AFLP presenteert zich meestal in het derde trimester van de zwangerschap met misselijkheid, buikpijn, geelzucht en hepatische encefalopathie. Hypoglykemie, melkzuurocose, hyperammonemie en gedissemineerde intravasale stolling kunnen het klinisch beeld compliceren. Leukocytose komt voor bij 98% van de patiënten.4 Verhoogde concentraties van bilirubine, aminotransferasen en urinezuur worden vaak aangetroffen. Het biochemische beeld bij onze patiënt komt niet overeen met dat van AFLP en maakt deze diagnose onwaarschijnlijk.

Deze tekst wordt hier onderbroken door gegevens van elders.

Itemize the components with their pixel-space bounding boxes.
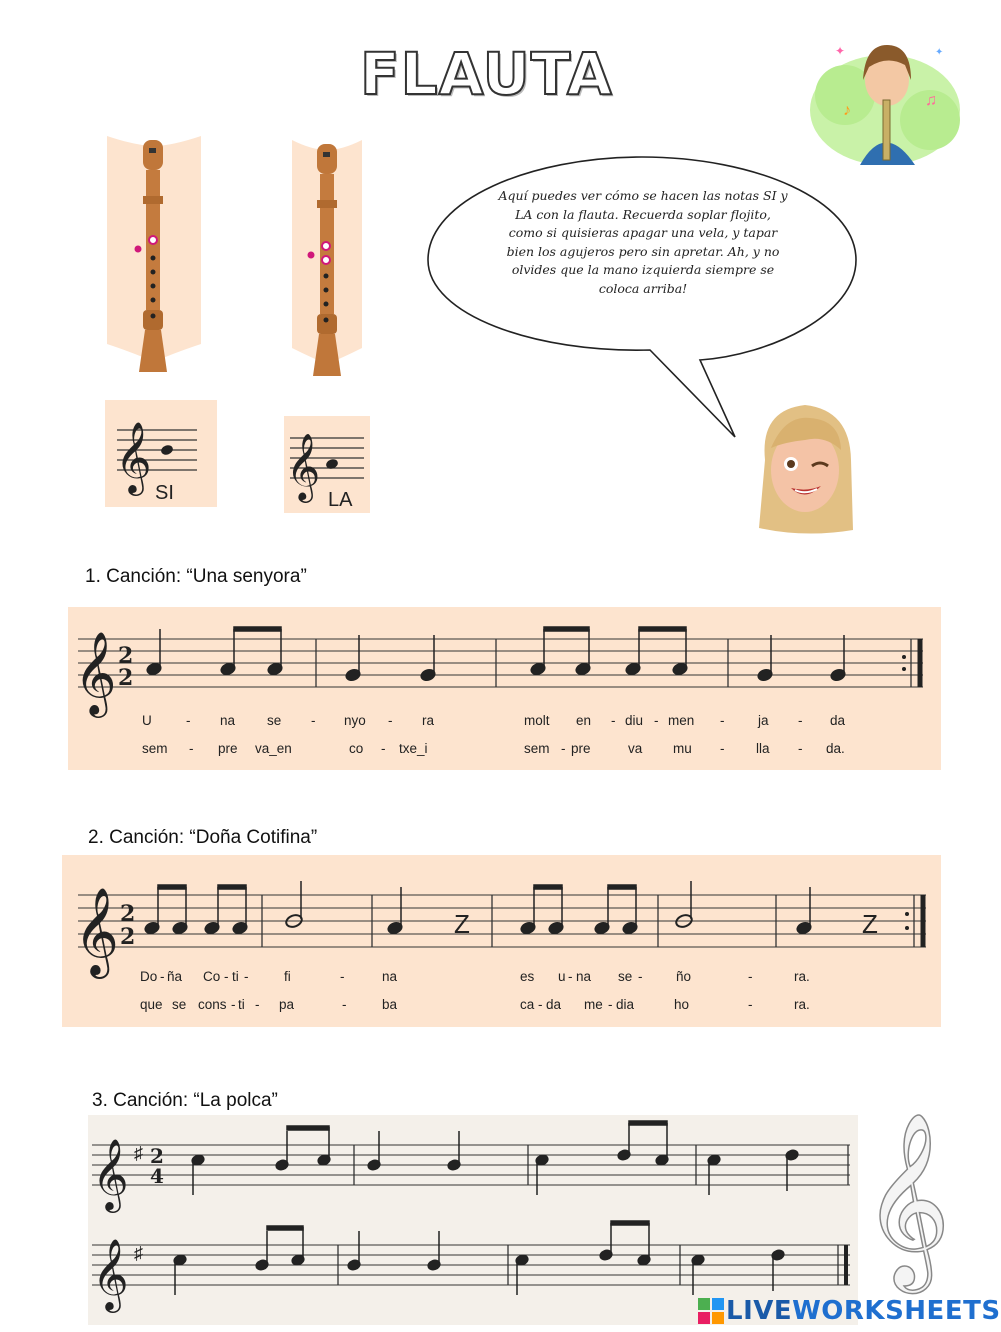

Overblijvende mogelijke diagnoses. Hepatitis B en C zijn mogelijk en moeten worden uitgesloten met geschikte serologische tests. Hepatitis E virale infectie verloopt meestal ernstiger tijdens de zwangerschap. Zwangere vrouwen lopen meer kans hepatitis E op te lopen in het tweede of derde trimester. Hoewel het zeldzaam is dat auto-immuun hepatitis voor het eerst optreedt tijdens de zwangerschap, moet ook dit worden uitgesloten.